Multi-modal enrichment
Multi-modal enrichment uses vision-language models to analyze images and generate text descriptions. This is useful when you have product images, user-generated content, or other visual data that needs semantic text representations for search and recommendation.
How it works
Multi-modal enrichment processes images through a vision-language model that understands both visual and textual information. The model analyzes image content and generates descriptions based on your prompt instructions.
To enable image processing, include an image_url column in your source_columns. The column must contain publicly accessible URLs pointing to image files.
If your image columns have different names, use an SQL view to rename them to image_url.
Configuration
Create an AI enrichment view with view_type: "AI_ENRICHMENT" and include image_url in the source_columns array. Write a prompt that specifies what visual information to extract from the images.
Example: Product image analysis
{
"name": "products_with_image_descriptions",
"view_type": "AI_ENRICHMENT",
"source_table": "products",
"source_columns": [
"item_id",
"product_name",
"image_url"
],
"source_columns_in_output": [
"item_id",
"product_name"
],
"enriched_output_columns": [
"image_description"
],
"prompt": "Analyze the product image and describe the item's visual characteristics, including color, style, pattern, material texture, and any visible text or branding. Focus on factual details that would help customers understand what the product looks like."
}
Input and output:
Given an input row:
item_id: "12345"product_name: "Classic Denim Jacket"image_url: "https://example.com/images/jacket-12345.jpg"

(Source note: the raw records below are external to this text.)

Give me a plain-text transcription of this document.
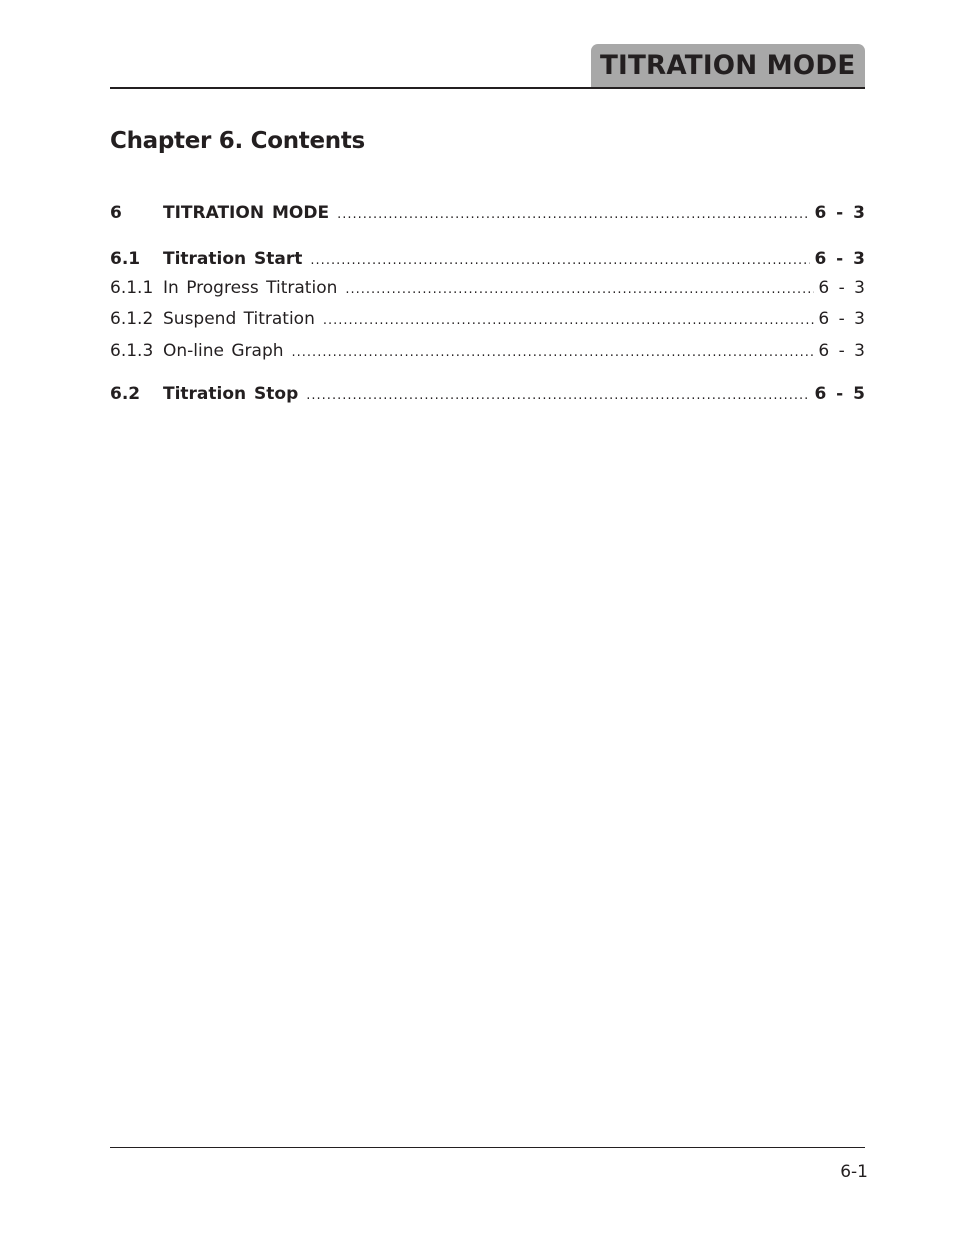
TITRATION MODE
Chapter 6. Contents
6	TITRATION MODE .....	6 - 3
6.1	Titration Start .....	6 - 3
6.1.1 In Progress Titration .....	6 - 3
6.1.2 Suspend Titration .....	6 - 3
6.1.3 On-line Graph .....	6 - 3
6.2	Titration Stop .....	6 - 5
6-1
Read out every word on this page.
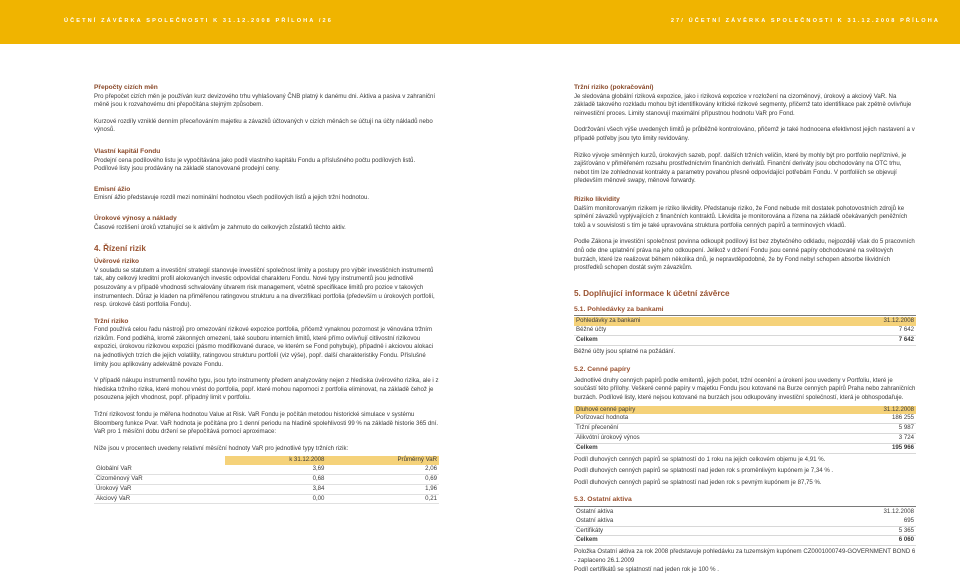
ÚČETNÍ ZÁVĚRKA SPOLEČNOSTI K 31.12.2008 PŘÍLOHA /26	27/ ÚČETNÍ ZÁVĚRKA SPOLEČNOSTI K 31.12.2008 PŘÍLOHA
Přepočty cizích měn

Pro přepočet cizích měn je používán kurz devizového trhu vyhlašovaný ČNB platný k danému dni. Aktiva a pasiva v zahraniční měně jsou k rozvahovému dni přepočítána stejným způsobem.

Kurzové rozdíly vzniklé denním přeceňováním majetku a závazků účtovaných v cizích měnách se účtují na účty nákladů nebo výnosů.

Vlastní kapitál Fondu

Prodejní cena podílového listu je vypočítávána jako podíl vlastního kapitálu Fondu a příslušného počtu podílových listů. Podílové listy jsou prodávány na základě stanovované prodejní ceny.

Emisní ážio

Emisní ážio představuje rozdíl mezi nominální hodnotou všech podílových listů a jejich tržní hodnotou.

Úrokové výnosy a náklady

Časové rozlišení úroků vztahující se k aktivům je zahrnuto do celkových zůstatků těchto aktiv.

4. Řízení rizik
Úvěrové riziko

V souladu se statutem a investiční strategií stanovuje investiční společnost limity a postupy pro výběr investičních instrumentů tak, aby celkový kreditní profil alokovaných investic odpovídal charakteru Fondu. Nové typy instrumentů jsou jednotlivě posuzovány a v případě vhodnosti schvalovány útvarem risk management, včetně specifikace limitů pro pozice v takových instrumentech. Důraz je kladen na přiměřenou ratingovou strukturu a na diverzifikaci portfolia (především u úrokových portfolií, resp. úrokové části portfolia Fondu).

Tržní riziko

Fond používá celou řadu nástrojů pro omezování rizikové expozice portfolia, přičemž vynaknou pozornost je věnována tržním rizikům. Fond podléhá, kromě zákonných omezení, také souboru interních limitů, které přímo ovlivňují citlivostní rizikovou expozici, úrokovou rizikovou expozici (pásmo modifikované durace, ve kterém se Fond pohybuje), případně i akciovou alokaci na jednotlivých trzích dle jejich volatility, ratingovou strukturu portfolií (viz výše), popř. další charakteristiky Fondu. Příslušné limity jsou aplikovány adekvátně povaze Fondu.

V případě nákupu instrumentů nového typu, jsou tyto instrumenty předem analyzovány nejen z hlediska úvěrového rizika, ale i z hlediska tržního rizika, které mohou vnést do portfolia, popř. které mohou napomoci z portfolia eliminovat, na základě čehož je posouzena jejich vhodnost, popř. případný limit v portfoliu.

Tržní rizikovost fondu je měřena hodnotou Value at Risk. VaR Fondu je počítán metodou historické simulace v systému Bloomberg funkce Pvar. VaR hodnota je počítána pro 1 denní periodu na hladině spolehlivosti 99 % na základě historie 365 dní. VaR pro 1 měsíční dobu držení se přepočítává pomocí aproximace:

Níže jsou v procentech uvedeny relativní měsíční hodnoty VaR pro jednotlivé typy tržních rizik:

	k 31.12.2008	Průměrný VaR
Globální VaR	3,69	2,06
Cizoměnový VaR	0,68	0,69
Úrokový VaR	3,84	1,96
Akciový VaR	0,00	0,21
Tržní riziko (pokračování)

Je sledována globální riziková expozice, jako i riziková expozice v rozložení na cizoměnový, úrokový a akciový VaR. Na základě takového rozkladu mohou být identifikovány kritické rizikové segmenty, přičemž tato identifikace pak zpětně ovlivňuje reinvestiční proces. Limity stanovují maximální přípustnou hodnotu VaR pro Fond.

Dodržování všech výše uvedených limitů je průběžně kontrolováno, přičemž je také hodnocena efektivnost jejich nastavení a v případě potřeby jsou tyto limity revidovány.

Riziko vývoje směnných kurzů, úrokových sazeb, popř. dalších tržních veličin, které by mohly být pro portfolio nepříznivé, je zajišťováno v přiměřeném rozsahu prostředníctvím finančních derivátů. Finanční deriváty jsou obchodovány na OTC trhu, nebot tím lze zohlednovat kontrakty a parametry povahou přesně odpovídající potřebám Fondu. V portfoliích se objevují především měnové swapy, měnové forwardy.

Riziko likvidity

Dalším monitorovaným rizikem je riziko likvidity. Předstanuje riziko, že Fond nebude mít dostatek pohotovostních zdrojů ke splnění závazků vyplývajících z finančních kontraktů. Likvidita je monitorována a řízena na základě očekávaných peněžních toků a v souvislosti s tím je také upravována struktura portfolia cenných papírů a terminových vkladů.

Podle Zákona je investiční společnost povinna odkoupit podílový list bez zbytečného odkladu, nejpozději však do 5 pracovních dnů ode dne uplatnění práva na jeho odkoupení. Jelikož v držení Fondu jsou cenné papíry obchodované na světových burzách, které lze realizovat během několika dnů, je nepravděpodobné, že by Fond nebyl schopen absorbe likvidních prostředků schopen dostát svým závazkům.

5. Doplňující informace k účetní závěrce
5.1. Pohledávky za bankami
Pohledávky za bankami	31.12.2008
Běžné účty	7 642
Celkem	7 642

Běžné účty jsou splatné na požádání.

5.2. Cenné papíry

Jednotlivé druhy cenných papírů podle emitentů, jejich počet, tržní ocenění a úrokení jsou uvedeny v Portfoliu, které je součástí této přílohy. Veškeré cenné papíry v majetku Fondu jsou kotované na Burze cenných papírů Praha nebo zahraničních burzách. Podílové listy, které nejsou kotované na burzách jsou odkupovány investiční společností, která je obhospodařuje.

Dluhové cenné papíry	31.12.2008
Pořizovací hodnota	186 255
Tržní přecenění	5 987
Alikvótní úrokový výnos	3 724
Celkem	195 966

Podíl dluhových cenných papírů se splatností do 1 roku na jejich celkovém objemu je 4,91 %.

Podíl dluhových cenných papírů se splatností nad jeden rok s proměnlivým kupónem je 7,34 % .

Podíl dluhových cenných papírů se splatností nad jeden rok s pevným kupónem je 87,75 %.

5.3. Ostatní aktiva
Ostatní aktiva	31.12.2008
Ostatní aktiva	695
Certifikáty	5 365
Celkem	6 060

Položka Ostatní aktiva za rok 2008 představuje pohledávku za tuzemským kupónem CZ0001000749-GOVERNMENT BOND 6 - zaplaceno 26.1.2009

Podíl certifikátů se splatností nad jeden rok je 100 % .
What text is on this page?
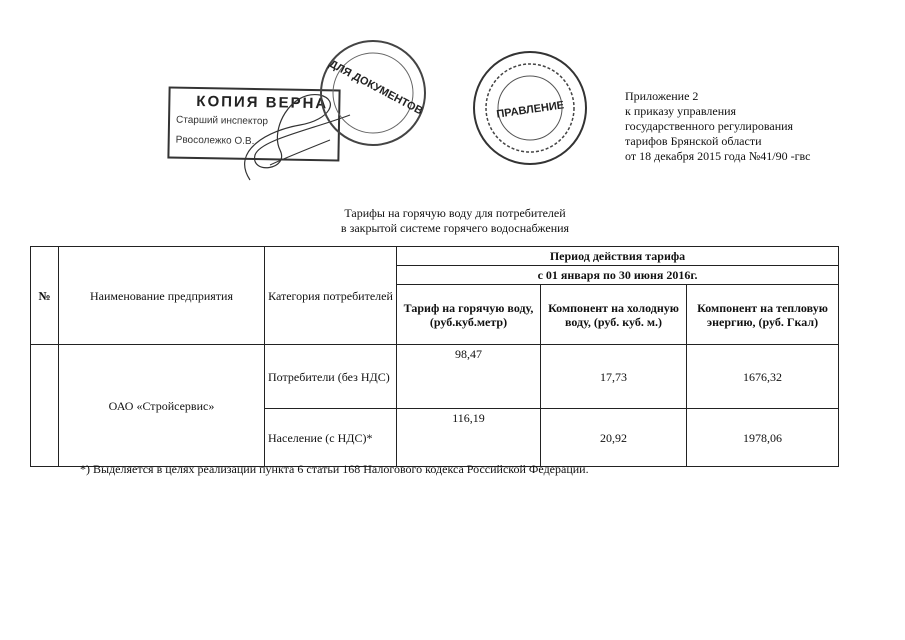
КОПИЯ ВЕРНА
Старший инспектор
Рвосолежко О.В.
ДЛЯ ДОКУМЕНТОВ	ПРАВЛЕНИЕ
Приложение 2
к приказу управления
государственного регулирования
тарифов Брянской области
от 18 декабря 2015 года №41/90 -гвс
Тарифы на горячую воду для потребителей
в закрытой системе горячего водоснабжения
№	Наименование предприятия	Категория потребителей	Период действия тарифа		
			с 01 января по 30 июня 2016г.		
			Тариф на горячую воду, (руб.куб.метр)	Компонент на холодную воду, (руб. куб. м.)	Компонент на тепловую энергию, (руб. Гкал)
	ОАО «Стройсервис»	Потребители (без НДС)	98,47	17,73	1676,32
		Население (с НДС)*	116,19	20,92	1978,06
*) Выделяется в целях реализации пункта 6 статьи 168 Налогового кодекса Российской Федерации.
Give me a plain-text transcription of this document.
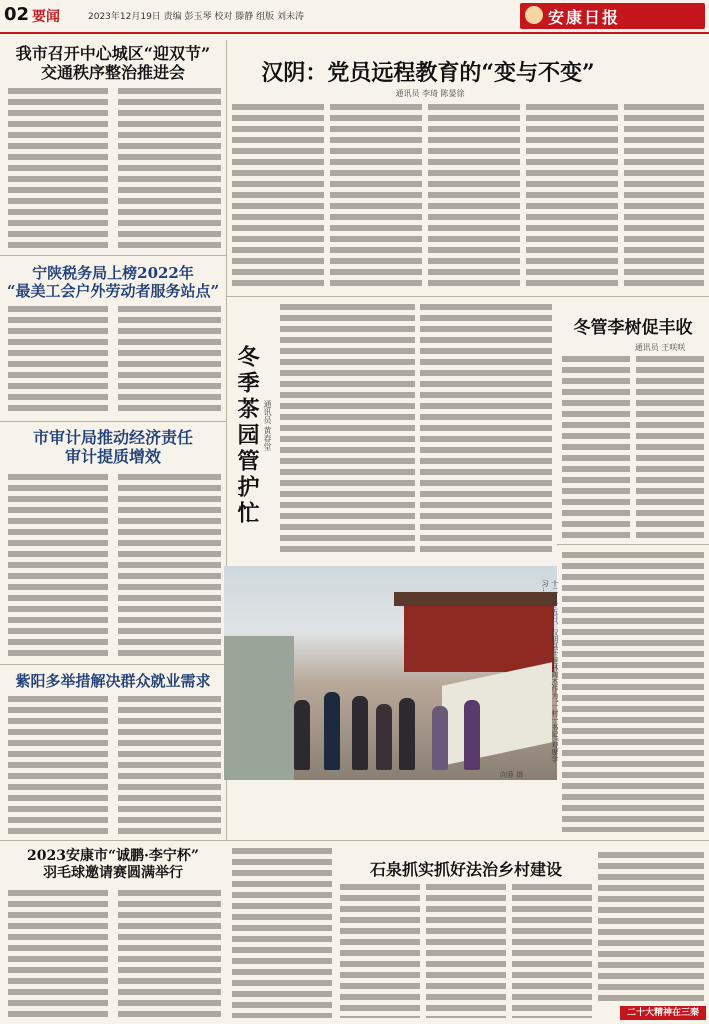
02 要闻	2023年12月19日 责编 彭玉琴 校对 滕静 组版 刘未涛	安康日报
我市召开中心城区“迎双节”
交通秩序整治推进会	汉阴：党员远程教育的“变与不变”
通讯员 李琦 陈晏徐
宁陕税务局上榜2022年
“最美工会户外劳动者服务站点”
市审计局推动经济责任
审计提质增效	冬季茶园管护忙 通讯员 黄春堂
冬管李树促丰收
通讯员 王咲咲
十二月十五日，汉阴县十里林陶杰作为“一村一书记”观摩学习…
向蓉 摄
紫阳多举措解决群众就业需求
2023安康市“诚鹏·李宁杯”
羽毛球邀请赛圆满举行	石泉抓实抓好法治乡村建设
二十大精神在三秦
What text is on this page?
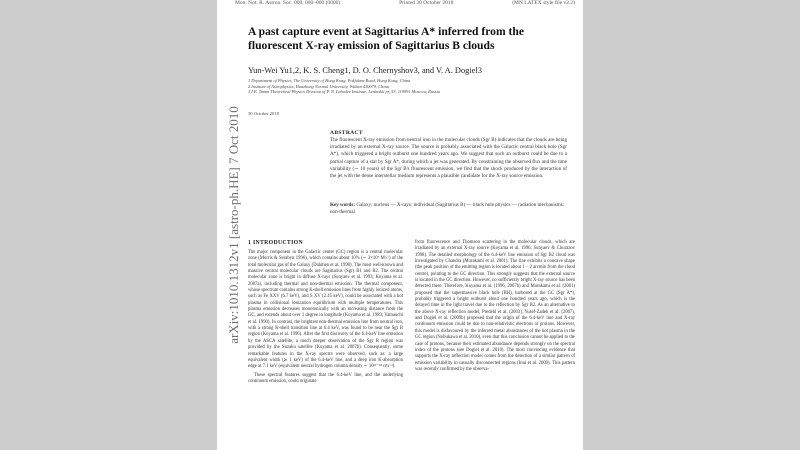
Mon. Not. R. Astron. Soc. 000, 000–000 (0000)	Printed 30 October 2018	(MN LATEX style file v2.2)
arXiv:1010.1312v1 [astro-ph.HE] 7 Oct 2010
A past capture event at Sagittarius A* inferred from the fluorescent X-ray emission of Sagittarius B clouds
Yun-Wei Yu1,2, K. S. Cheng1, D. O. Chernyshov3, and V. A. Dogiel3
1 Department of Physics, The University of Hong Kong, Pokfulam Road, Hong Kong, China
2 Institute of Astrophysics, Huazhong Normal University, Wuhan 430079, China
3 I.E. Tamm Theoretical Physics Division of P. N. Lebedev Institute, Leninskii pr, 53, 119991 Moscow, Russia
30 October 2018
ABSTRACT
The fluorescent X-ray emission from neutral iron in the molecular clouds (Sgr B) indicates that the clouds are being irradiated by an external X-ray source. The source is probably associated with the Galactic central black hole (Sgr A*), which triggered a bright outburst one hundred years ago. We suggest that such an outburst could be due to a partial capture of a star by Sgr A*, during which a jet was generated. By constraining the observed flux and the time variability (∼ 10 years) of the Sgr B's fluorescent emission, we find that the shock produced by the interaction of the jet with the dense interstellar medium represents a plausible candidate for the X-ray source emission.
Key words: Galaxy: nucleus — X-rays: individual (Sagittarius B) — black hole physics — radiation mechanisms: non-thermal
1 INTRODUCTION

The major component in the Galactic center (GC) region is a central molecular zone (Morris & Serabyn 1996), which contains about 10% (∼ 3×10⁷ M☉) of the total molecular gas of the Galaxy (Dahmen et al. 1998). The most well-known and massive central molecular clouds are Sagittarius (Sgr) B1 and B2. The central molecular zone is bright in diffuse X-rays (Sunyaev et al. 1993; Koyama et al. 2007a), including thermal and non-thermal emission. The thermal component, whose spectrum contains strong K-shell emission lines from highly ionized atoms, such as Fe XXV (6.7 keV), and S XV (2.45 keV), could be associated with a hot plasma in collisional ionization equilibrium with multiple temperatures. This plasma emission decreases monotonically with an increasing distance from the GC, and extends about over 1 degree in longitude (Koyama et al. 1989; Yamauchi et al. 1990). In contrast, the brightest non-thermal emission line from neutral iron, with a strong K-shell transition line at 6.4 keV, was found to be near the Sgr B region (Koyama et al. 1996). After the first discovery of the 6.4-keV line emission by the ASCA satellite, a much deeper observation of the Sgr B region was provided by the Suzaku satellite (Koyama et al. 2007b). Consequently, some remarkable features in the X-ray spectra were observed, such as: a large equivalent width (≳ 1 keV) of the 6.4-keV line, and a deep iron K-absorption edge at 7.1 keV (equivalent neutral hydrogen column density ∼ 10²³⁻²⁴ cm⁻²).

These spectral features suggest that the 6.4-keV line, and the underlying continuum emission, could originate

from fluorescence and Thomson scattering in the molecular clouds, which are irradiated by an external X-ray source (Koyama et al. 1996; Sunyaev & Churazov 1998). The detailed morphology of the 6.4-keV line emission of Sgr B2 cloud was investigated by Chandra (Murakami et al. 2001). The line exhibits a concave shape (the peak position of the emitting region is located about 1 − 2 arcmin from the cloud centre), pointing to the GC direction. This strongly suggests that the external source is located in the GC direction. However, no sufficiently bright X-ray source has been detected there. Therefore, Koyama et al. (1996, 2007b) and Murakami et al. (2001) proposed that the supermassive black hole (BH), harbored at the GC (Sgr A*), probably triggered a bright outburst about one hundred years ago, which is the delayed time in the light travel due to the reflection by Sgr B2. As an alternative to the above X-ray reflection model, Predehl et al. (2003), Yusef-Zadeh et al. (2007), and Dogiel et al. (2009b) proposed that the origin of the 6.4-keV line and X-ray continuum emission could be due to non-relativistic electrons or protons. However, this model is disfavoured by the inferred metal abundances of the hot plasma in the GC region (Nobukawa et al. 2010), even that this conclusion cannot be applied to the case of protons, because their estimated abundance depends strongly on the spectral index of the protons (see Dogiel et al. 2010). The most convincing evidence that supports the X-ray reflection model comes from the detection of a similar pattern of emission variability in causally disconnected regions (Inui et al. 2009). This pattern was recently confirmed by the observa-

The model generates this description in the image_description column:
Blue denim jacket with a classic fit. Features a button-front closure, two chest pockets, and long sleeves with button cuffs. Light wash finish with subtle fading. Brand logo visible on the left chest pocket.
Prompt guidelines
When writing prompts for image enrichment, be specific about what visual information to extract. Images contain many visual elements, so clearly state which aspects matter for your use case:
- Product attributes: Color, style, pattern, material, dimensions
- Scene composition: Layout, background, context
- Text content: Visible text, branding, labels
- Visual details: Texture, finish, condition
The enriched output is materialized as a persistent table that can be used in engines for semantic search and recommendation.